Le soja, arme diplomatique de Pékin

[Edito] La rencontre entre Donald Trump et Xi Jinping en Corée du Sud a démontré une fois de plus la maîtrise des leviers économiques agricoles de la Chine pour faire plier les États-Unis. Premier importateur mondial de soja, Pékin a transformé cette graine en véritable instrument diplomatique, avec des répercussions jusqu'aux marchés français.

En représailles aux surtaxes douanières de 20% imposées par Washington depuis mars 2025 sur de nombreux produits chinois, la Chine avait suspendu ses importations de soja des Etats-Unis au profit d'autres pays producteurs. Une arme puissante dégainée par le président chinois Xi Jinping : la Chine, premier importateur mondial de soja (112 millions de tonnes attendues en 2025-2026), absorbe en effet la moitié des exportations américaines. En coupant le robinet des importations de soja, cette décision impacte directement les agriculteurs américains, piliers électoraux de Donald Trump.
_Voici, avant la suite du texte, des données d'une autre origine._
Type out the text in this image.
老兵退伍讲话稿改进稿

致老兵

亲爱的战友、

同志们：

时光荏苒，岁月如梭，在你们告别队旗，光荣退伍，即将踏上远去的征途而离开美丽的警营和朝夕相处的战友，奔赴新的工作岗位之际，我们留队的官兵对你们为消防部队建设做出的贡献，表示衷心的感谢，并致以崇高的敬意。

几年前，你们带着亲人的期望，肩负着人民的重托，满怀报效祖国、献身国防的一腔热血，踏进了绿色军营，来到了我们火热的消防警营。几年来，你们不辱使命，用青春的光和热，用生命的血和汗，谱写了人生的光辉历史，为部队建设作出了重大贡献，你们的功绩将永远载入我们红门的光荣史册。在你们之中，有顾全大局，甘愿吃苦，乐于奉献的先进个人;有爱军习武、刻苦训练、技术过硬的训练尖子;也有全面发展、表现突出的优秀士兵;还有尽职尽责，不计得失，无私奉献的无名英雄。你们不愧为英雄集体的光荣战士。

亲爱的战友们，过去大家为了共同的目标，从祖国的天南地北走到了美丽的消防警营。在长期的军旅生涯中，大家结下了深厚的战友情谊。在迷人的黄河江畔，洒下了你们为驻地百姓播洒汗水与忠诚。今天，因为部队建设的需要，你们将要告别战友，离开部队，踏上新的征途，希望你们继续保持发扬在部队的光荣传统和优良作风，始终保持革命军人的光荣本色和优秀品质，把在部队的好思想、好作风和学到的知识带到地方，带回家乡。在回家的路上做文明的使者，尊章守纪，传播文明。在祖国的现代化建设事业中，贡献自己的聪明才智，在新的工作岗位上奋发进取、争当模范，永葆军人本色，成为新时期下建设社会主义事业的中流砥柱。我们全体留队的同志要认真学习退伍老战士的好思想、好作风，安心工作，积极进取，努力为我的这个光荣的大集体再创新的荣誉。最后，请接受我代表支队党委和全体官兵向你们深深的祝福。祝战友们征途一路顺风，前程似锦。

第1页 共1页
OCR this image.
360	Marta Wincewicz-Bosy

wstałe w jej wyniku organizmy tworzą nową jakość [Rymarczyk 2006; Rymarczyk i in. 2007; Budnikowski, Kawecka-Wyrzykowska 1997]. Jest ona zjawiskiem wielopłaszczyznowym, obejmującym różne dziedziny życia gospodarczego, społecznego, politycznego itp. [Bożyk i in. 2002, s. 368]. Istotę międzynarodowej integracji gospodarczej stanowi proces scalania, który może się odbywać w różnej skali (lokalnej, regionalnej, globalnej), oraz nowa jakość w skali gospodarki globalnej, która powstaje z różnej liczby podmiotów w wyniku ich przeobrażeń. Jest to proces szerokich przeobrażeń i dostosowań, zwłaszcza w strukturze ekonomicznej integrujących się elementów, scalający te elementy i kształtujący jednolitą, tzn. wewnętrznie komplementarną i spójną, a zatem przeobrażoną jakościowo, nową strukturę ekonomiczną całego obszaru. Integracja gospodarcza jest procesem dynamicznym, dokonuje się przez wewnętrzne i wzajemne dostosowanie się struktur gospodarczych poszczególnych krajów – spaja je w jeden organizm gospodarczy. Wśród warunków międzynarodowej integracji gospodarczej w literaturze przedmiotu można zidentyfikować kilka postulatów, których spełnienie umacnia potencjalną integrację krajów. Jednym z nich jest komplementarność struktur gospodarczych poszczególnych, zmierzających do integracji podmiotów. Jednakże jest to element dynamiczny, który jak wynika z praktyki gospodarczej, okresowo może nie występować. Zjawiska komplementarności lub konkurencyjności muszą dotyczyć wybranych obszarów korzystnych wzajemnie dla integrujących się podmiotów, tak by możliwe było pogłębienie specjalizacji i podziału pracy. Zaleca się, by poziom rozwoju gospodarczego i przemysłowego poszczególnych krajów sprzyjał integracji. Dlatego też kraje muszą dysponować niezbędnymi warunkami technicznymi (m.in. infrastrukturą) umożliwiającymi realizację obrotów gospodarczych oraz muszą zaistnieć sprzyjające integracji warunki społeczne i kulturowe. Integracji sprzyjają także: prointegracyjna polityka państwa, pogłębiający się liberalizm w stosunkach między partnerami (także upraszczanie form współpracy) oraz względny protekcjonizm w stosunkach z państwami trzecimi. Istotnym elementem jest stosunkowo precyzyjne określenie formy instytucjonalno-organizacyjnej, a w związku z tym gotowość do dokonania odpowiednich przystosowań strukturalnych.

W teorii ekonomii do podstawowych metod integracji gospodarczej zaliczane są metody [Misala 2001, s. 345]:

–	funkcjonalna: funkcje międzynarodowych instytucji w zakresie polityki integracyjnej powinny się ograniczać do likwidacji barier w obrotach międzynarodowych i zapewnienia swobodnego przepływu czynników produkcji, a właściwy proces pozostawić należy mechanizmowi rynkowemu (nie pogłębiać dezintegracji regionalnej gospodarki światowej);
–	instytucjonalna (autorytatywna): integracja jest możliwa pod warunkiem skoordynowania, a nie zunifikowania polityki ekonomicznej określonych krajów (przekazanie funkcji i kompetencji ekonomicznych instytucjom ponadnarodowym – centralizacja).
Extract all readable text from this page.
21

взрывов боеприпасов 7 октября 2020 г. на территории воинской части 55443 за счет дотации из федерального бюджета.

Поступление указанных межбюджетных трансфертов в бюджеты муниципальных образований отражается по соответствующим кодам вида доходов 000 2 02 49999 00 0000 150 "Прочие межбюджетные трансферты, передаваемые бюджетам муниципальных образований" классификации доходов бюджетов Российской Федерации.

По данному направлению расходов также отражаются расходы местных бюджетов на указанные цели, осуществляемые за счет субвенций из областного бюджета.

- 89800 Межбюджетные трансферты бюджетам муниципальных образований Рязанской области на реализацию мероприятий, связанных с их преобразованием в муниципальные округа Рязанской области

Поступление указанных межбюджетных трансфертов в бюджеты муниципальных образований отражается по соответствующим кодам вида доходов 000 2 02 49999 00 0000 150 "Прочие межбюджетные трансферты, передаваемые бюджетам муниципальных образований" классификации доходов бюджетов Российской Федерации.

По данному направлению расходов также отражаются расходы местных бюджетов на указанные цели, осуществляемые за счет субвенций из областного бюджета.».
Jeudi 30 octobre 2025, la rencontre entre les présidents des deux grandes puissances a finalement débouché sur une désescalade des sanctions : un abaissement des surtaxes à 10% d’un côté, et la reprise des achats de soja de l’autre, sur fond d’accord concernant le fentanyl et les terres rares.

Interdépendances

Ce n'est pas la première fois que la Chine joue la carte du soja. En 2018, durant le premier mandat de Donald Trump, Pékin avait taxé la graine américaine à 25%, faisant perdre près de 10 milliards de dollars annuels à la filière. Au fil des années, la Chine a diversifié ses fournisseurs, notamment du côté de l’Amérique du Sud. Désormais, c’est le Brésil qui fournit à Pékin la majorité de ses graines de soja.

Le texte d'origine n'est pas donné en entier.